In the aftermath of the CfD2 allocation round, Scotland’s Minister for Business, Innovation and Energy Paul Wheelhouse said the pressure on the UK government to commit to a fairer system for emerging technologies will be continued.

Speaking during last week’s Scottish Renewables’ Marine Conference, which started on September 12, 2017 in Inverness, a day after the announcement of the winners who competed for UK government’s subsidy contracts for renewables, known as the CfD2, Wheelhouse reflected on the results that saw tidal energy projects lose out to those of more established offshore wind.

Wheelhouse said: “Innovative projects will always lose out in a UK government scheme designed to favor big players and more mature technologies which are further along the cost curve than tidal.

“I am confident, however, having met with many of you that tidal and indeed wave are making great progress in that cost curve. We need to get to the point that we have the commitment to the technology that we can generate economies of scale by producing more devices and bringing manufacturing costs down, and that has a huge part to play in making the industry competitive.

“We will continue to press the UK government to commit to a fairer system which offers early stage technologies the chance to replicate the cost reductions which we are seeing in offshore wind.”

Simon Cheeseman, Wave and Tidal Energy Specialist at the Offshore Renewable Energy (ORE) Catapult also highlighted the CfD round, saying that the CfD2 significantly increases the pressure on marine energy on cost, which unlike offshore wind, doesn’t have the luxury of going ever bigger, and that It needs to think more in terms of array development rather than ever-larger devices.

Cheeseman added: “Marine needs to identify technology which can be pulled in from other sectors like automotive and defense, where cost reduction has already taken place.

“Developers shouldn’t try and progress all the technology themselves. Just focus on what your USP is for the design then use our portal and tools to identify the support for your project.

“No one wants to buy a car that’s only been taken round the test track once.
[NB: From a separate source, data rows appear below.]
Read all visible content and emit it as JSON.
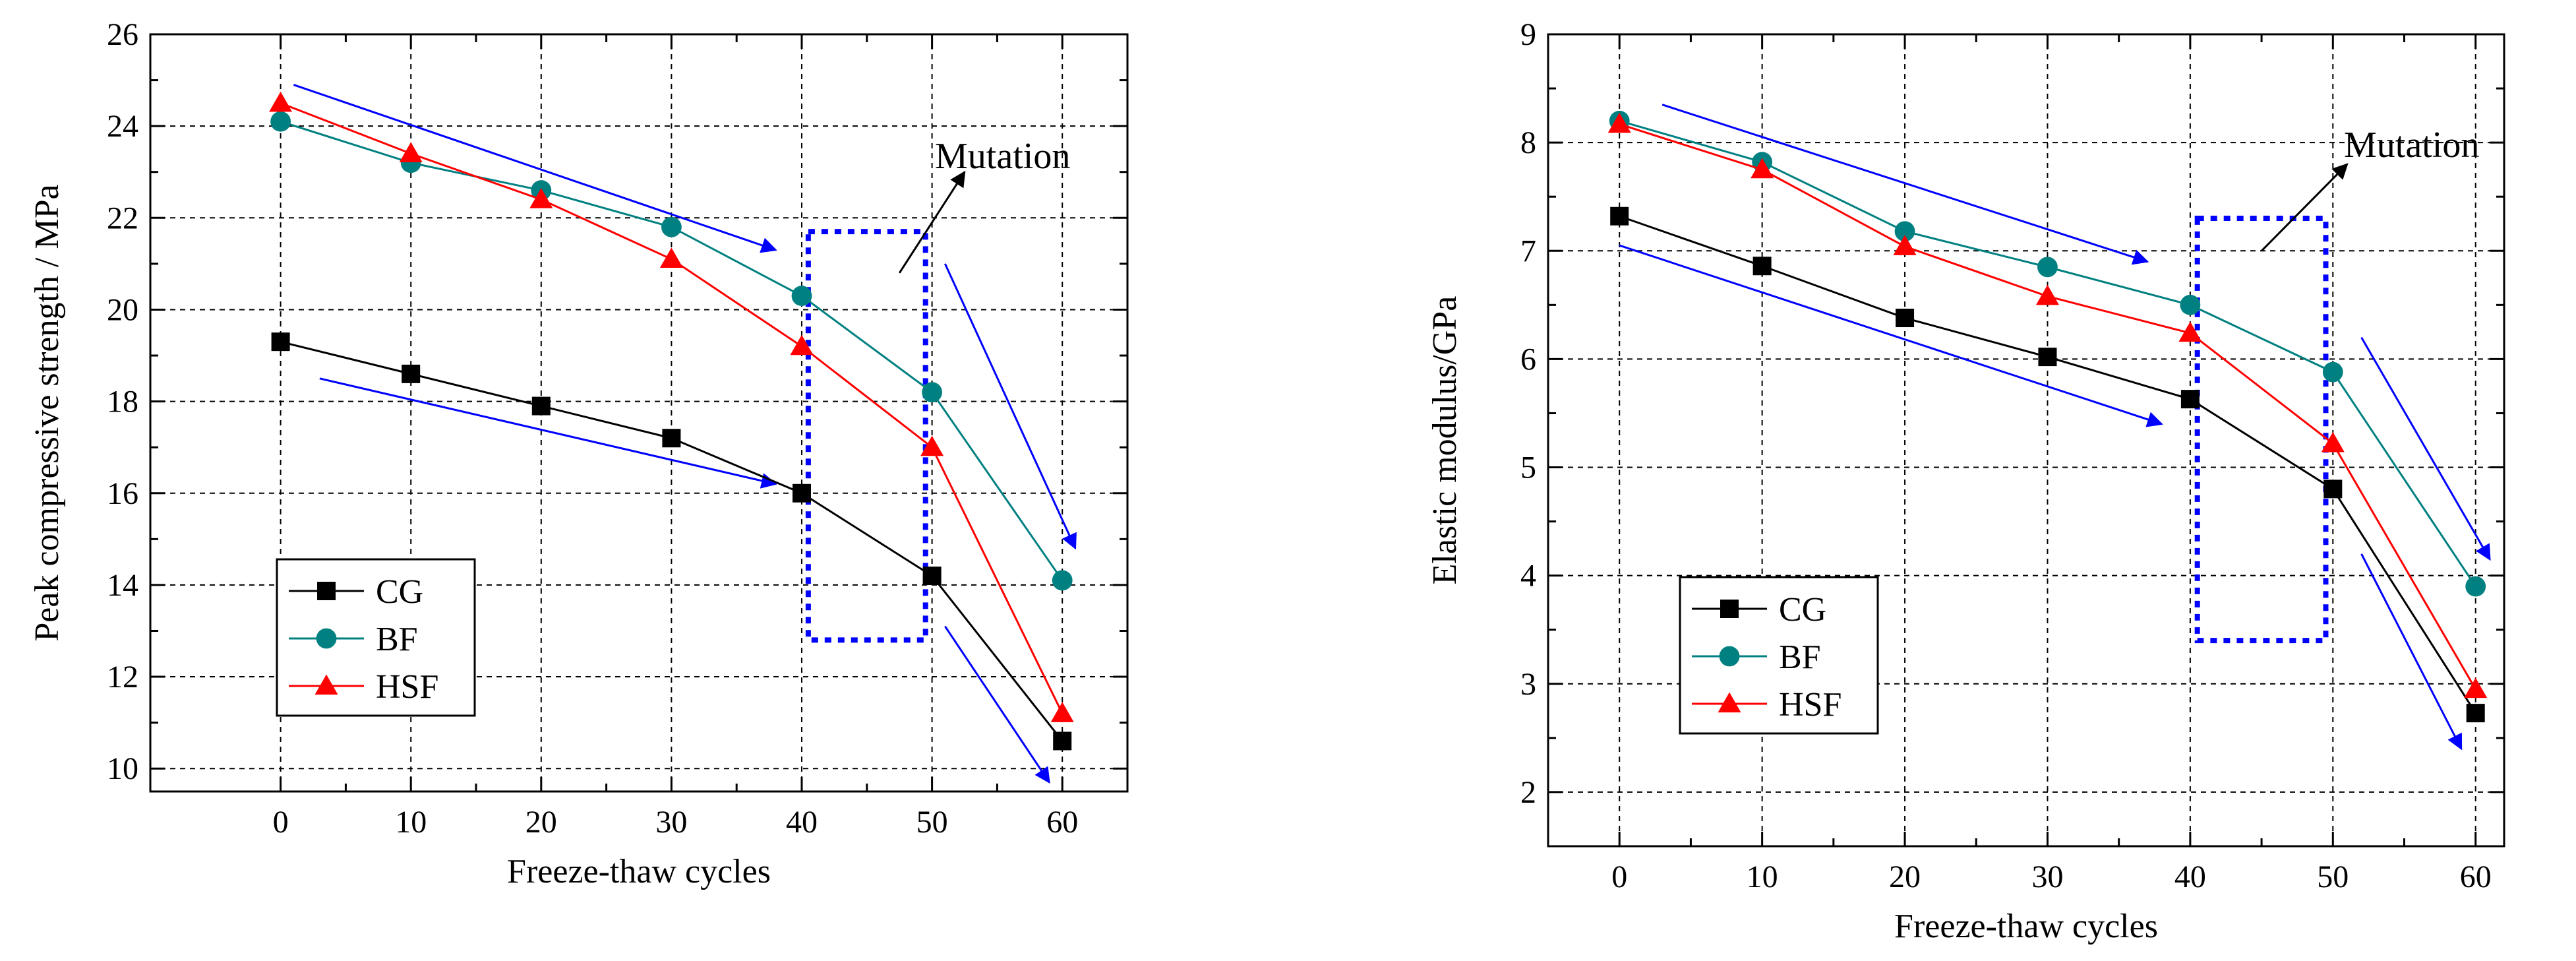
{
  "chart_data": [
    {
      "type": "line",
      "xlabel": "Freeze-thaw cycles",
      "ylabel": "Peak compressive strength / MPa",
      "x": [
        0,
        10,
        20,
        30,
        40,
        50,
        60
      ],
      "xlim": [
        -10,
        65
      ],
      "ylim": [
        9.5,
        26
      ],
      "xticks": [
        0,
        10,
        20,
        30,
        40,
        50,
        60
      ],
      "yticks": [
        10,
        12,
        14,
        16,
        18,
        20,
        22,
        24,
        26
      ],
      "grid": true,
      "legend_position": "lower-left",
      "series": [
        {
          "name": "CG",
          "color": "#000000",
          "marker": "square",
          "values": [
            19.3,
            18.6,
            17.9,
            17.2,
            16.0,
            14.2,
            10.6
          ]
        },
        {
          "name": "BF",
          "color": "#008080",
          "marker": "circle",
          "values": [
            24.1,
            23.2,
            22.6,
            21.8,
            20.3,
            18.2,
            14.1
          ]
        },
        {
          "name": "HSF",
          "color": "#ff0000",
          "marker": "triangle",
          "values": [
            24.5,
            23.4,
            22.4,
            21.1,
            19.2,
            17.0,
            11.2
          ]
        }
      ],
      "annotations": [
        {
          "text": "Mutation",
          "type": "label"
        },
        {
          "type": "dashed-box",
          "color": "#0000ff",
          "x_range": [
            40.5,
            49.5
          ],
          "y_range": [
            12.8,
            21.7
          ]
        },
        {
          "type": "trend-arrow",
          "color": "#0000ff",
          "from": [
            1,
            24.9
          ],
          "to": [
            38,
            21.3
          ]
        },
        {
          "type": "trend-arrow",
          "color": "#0000ff",
          "from": [
            3,
            18.5
          ],
          "to": [
            38,
            16.2
          ]
        },
        {
          "type": "trend-arrow",
          "color": "#0000ff",
          "from": [
            51,
            21.0
          ],
          "to": [
            61,
            14.8
          ]
        },
        {
          "type": "trend-arrow",
          "color": "#0000ff",
          "from": [
            51,
            13.1
          ],
          "to": [
            59,
            9.7
          ]
        },
        {
          "type": "pointer-arrow",
          "color": "#000000",
          "from": [
            47.5,
            20.8
          ],
          "to": [
            52.5,
            23.0
          ]
        }
      ]
    },
    {
      "type": "line",
      "xlabel": "Freeze-thaw cycles",
      "ylabel": "Elastic modulus/GPa",
      "x": [
        0,
        10,
        20,
        30,
        40,
        50,
        60
      ],
      "xlim": [
        -5,
        62
      ],
      "ylim": [
        1.5,
        9
      ],
      "xticks": [
        0,
        10,
        20,
        30,
        40,
        50,
        60
      ],
      "yticks": [
        2,
        3,
        4,
        5,
        6,
        7,
        8,
        9
      ],
      "grid": true,
      "legend_position": "lower-left",
      "series": [
        {
          "name": "CG",
          "color": "#000000",
          "marker": "square",
          "values": [
            7.32,
            6.86,
            6.38,
            6.02,
            5.63,
            4.8,
            2.73
          ]
        },
        {
          "name": "BF",
          "color": "#008080",
          "marker": "circle",
          "values": [
            8.2,
            7.82,
            7.18,
            6.85,
            6.5,
            5.88,
            3.9
          ]
        },
        {
          "name": "HSF",
          "color": "#ff0000",
          "marker": "triangle",
          "values": [
            8.17,
            7.75,
            7.04,
            6.58,
            6.24,
            5.22,
            2.95
          ]
        }
      ],
      "annotations": [
        {
          "text": "Mutation",
          "type": "label"
        },
        {
          "type": "dashed-box",
          "color": "#0000ff",
          "x_range": [
            40.5,
            49.5
          ],
          "y_range": [
            3.4,
            7.3
          ]
        },
        {
          "type": "trend-arrow",
          "color": "#0000ff",
          "from": [
            3,
            8.35
          ],
          "to": [
            37,
            6.9
          ]
        },
        {
          "type": "trend-arrow",
          "color": "#0000ff",
          "from": [
            0,
            7.05
          ],
          "to": [
            38,
            5.4
          ]
        },
        {
          "type": "trend-arrow",
          "color": "#0000ff",
          "from": [
            52,
            6.2
          ],
          "to": [
            61,
            4.15
          ]
        },
        {
          "type": "trend-arrow",
          "color": "#0000ff",
          "from": [
            52,
            4.2
          ],
          "to": [
            59,
            2.4
          ]
        },
        {
          "type": "pointer-arrow",
          "color": "#000000",
          "from": [
            45,
            7.0
          ],
          "to": [
            51,
            7.8
          ]
        }
      ]
    }
  ]
}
You need to put the hours in and organizations like the Catapult are there to help you as developers do that.”

Alongside the CfD2 results and the continuing challenges around funding, learning and collaboration were under the microscope at the Inverness conference, according to the organizer Scottish Renewables.

Among other developments in the marine energy sector, the conference highlighted a series of innovation achievements, including Scotrenewables’ continued development of the SR2000 device, Nova Innovation’s Bluemull Sound array, Atlantis Resources’ MeyGen project, and the record number of marine energy devices currently deployed at EMEC.

Scottish Renewables’ Marine Conference, Exhibition and Dinner was held in association with Wave Energy Scotland and Highlands and Islands Enterprise, and was sponsored by OpenHydro, AREG and Crown Estate Scotland.